Então, o que você me recomenda é correr amanhã descalço? Não. Tem mais elementos que precisamos levar em consideração. O primeiro deles é que você está desadaptado. Então o ideal é ir se adaptando aos poucos, progressivamente. Faça seu treino como você sempre fez e no final ou no começo, corra ou ande, dependendo do seu nível, uns 2 minutos descalço. Faça isso por um tempo e vá aos poucos progredindo. Lógico que se sentir alguma dor, pare a atividade imediatamente. Uma boa ideia é procurar um profissional especializado em treinamento 3Dimensional para que ele possa fazer uma avaliação dos seus movimentos e detectar suas compensações no corpo e corrigi-las. Visto que seu corpo agora precisará fazer o trabalho que outrora era executado pelo tênis. Então, para isso, ele precisa estar bem equilibrado.

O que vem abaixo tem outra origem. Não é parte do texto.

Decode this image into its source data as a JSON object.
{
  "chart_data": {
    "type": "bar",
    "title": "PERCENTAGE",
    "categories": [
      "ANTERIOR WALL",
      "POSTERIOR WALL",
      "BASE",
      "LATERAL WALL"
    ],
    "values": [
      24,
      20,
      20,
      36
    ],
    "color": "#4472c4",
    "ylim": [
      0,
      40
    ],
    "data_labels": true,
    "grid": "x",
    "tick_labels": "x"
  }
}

Mas ainda há uma questão. Dois pontos a se observar. E esses podem ser resolvidos com a mesma solução. Um deles é o fato de que vivemos em uma sociedade que tem suas regras sociais e de comportamento. Não é bem visto, para dizer o mínimo, andar descalço por aí. Talvez em alguns lugares nem seja permitido entrar sem o calçado. Um outro problema é que apesar de o pé descalço ser infinitamente melhor que o tênis na eficiência da corrida, tem um quesito que ele perde. Nas nossas cidades principalmente pode ter de tudo no chão. Cacos de vidro, fezes de cachorro, prego, asfalto superquente, enfim, o que não falta são opções para cortar, perfurar, ferir, queimar nossos pés.
Qual seria a solução para isso? Um calçado que me protegesse desses ferimentos, mas não interferisse nas funções do meu corpo, em especial na função dos meus pés. E esse tênis já existe. São os chamados tênis minimalistas. Todas as principais empresas do segmento de tênis esportivos possuem seu modelo minimalista. Alguns têm até o formato dos pés, com os dedinhos e tudo, como se fosse uma luva. Ou uma meia com dedinhos. Alguns têm solas vulcanizadas, nas quais você pode pisar em um prego e não se ferir. Mas, o mais importante: eles não interferem nos movimentos dos seus pés. Esses tênis podem ser um bom aliado para você que quer usar a corrida como um exercício para aprimorar as capacidades do seu corpo. E de certa forma faz um casamento ganha-ganha entre a ciência, a biologia e o mercado, porque efetivamente um contribui com o outro sem precisar criar dependência, promover ganhos inexistentes, gerar lesões em troca da necessidade de se vender tênis.
Dá para ser honesto e oferecer um produto que contribua de verdade. Dá até para pensarmos que podemos construir uma sociedade mais saudável. E se tem uma corrida que se faz necessária, seja de tênis ou sem, é essa. A corrida para uma sociedade saudável. E de verdade. Bora correr!